Satana ransomware encrypts your boot record and prevents your PC from starting. Security researchers from Malwarebytes reported that the new ransomware dubbed Satana encrypts files using the same method as other ransomware families, but attaches its email address to each file, encrypting the Master Boot Record (MBR) and replaces it with its own. Once a user restarts their computer, the MBR boot code will load and lock the user out of the computer while Santa’s ransom note displays on the screen.
Man accused of using fraudulent plastic to charge $85,000 in purchases. A Raleigh resident was arrested June 29 for allegedly using a fraudulent credit card to spend approximately $85,000 at businesses in Cary and Garner, North Carolina, and for cashing two checks drawn on a closed Bank of America account.
Google finds 16 bugs, 2 zero-days, in Windows kernel font handling. Microsoft released patches for its Windows kernel that fixed 16 flaws after security researchers from Project Zero discovered that Windows executes all font processing operations in the kernel’s ring-0 with the highest level of permissions, allowing attackers to have direct access to the entire operating system (OS).
Free decrypter available for Unlock92 ransomware. An independent security researcher created a decrypter tool for the ransomware, Unlock92 after security researchers from Malwarebytes discovered the new ransomware can encrypt victims’ files with a symmetric and Advanced Encryption Standard encryption (AES) and generate a 64-character hexadecimal password for each target.
Foxit patches RCE flaws in Reader, PhantomPDF. Foxit Software released updates for its Reader and PhantomPDF products running version 220.127.116.111 and earlier Windows versions, that addressed more than a dozen vulnerabilities including out-of-bounds read, heap buffer overflows, stack buffer overflow, user-after-free, and uninitialized pointer issues that could have been exploited remotely to expose sensitive information, crash the application, and execute arbitrary code.

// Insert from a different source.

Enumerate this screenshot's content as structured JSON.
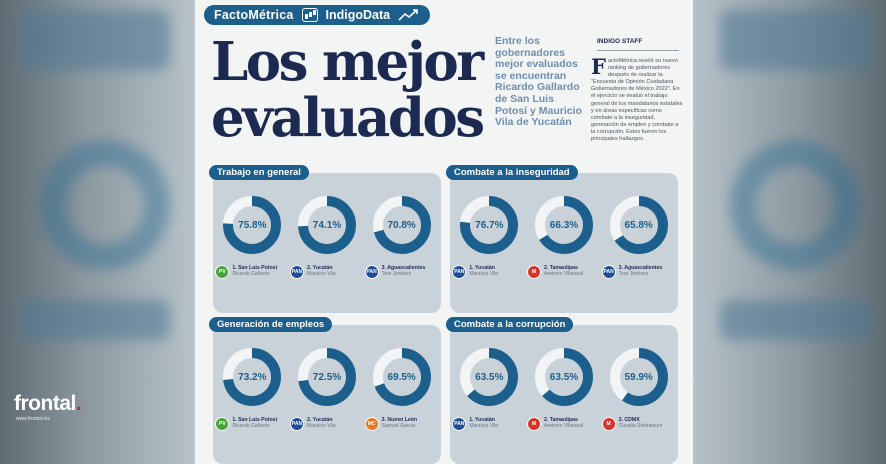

Hackers can exploit LibreOffice flaw with RTF files. LibreOffice 5.1.4 was released June 30 after security researchers from Cisco Talos discovered that the Rich Text Format (RTF) parser in LibreOffice was susceptible to a flaw that could allow an attacker to execute arbitrary code using specially crafted RTF files by tricking the victim into opening a malicious RTF file sent via email.
6 arrested in fast-food credit card scheme in northern Colorado. Six New York residents were arrested and indicted June 15 for allegedly using fraudulent credit cards to purchase more than $10,000 worth of gift cards at McDonald’s Corp., restaurants and other fast-food chain restaurants in Wyoming and Colorado. Authorities confiscated over 1,000 gift cards, a credit card reader, and a machine used for printing credit cards during the groups’ arrest.
Google adds SEO spam notifications to Google analytics dashboard. Google reported that it will be enhancing its security notifications for compromised Web sites by integrating the Safe Browsing application programming interface (API) into the Google Analytics dashboard, which will help detect malware and warn the Webmaster of a search engine optimization (SEO) spam on their Web site.
Android ransomware quadrupled in the past year. Kaspersky Lab released a study which revealed that in 2016, Android ransomware infections grew 4 times the amount of previous years, increasing from 35,413 victims in 2015 to 136,532 victims in 2016. Security researchers stated the attacks were attributed to four Android ransomware strains including Small, Fusob, Pletor, and Svpeng.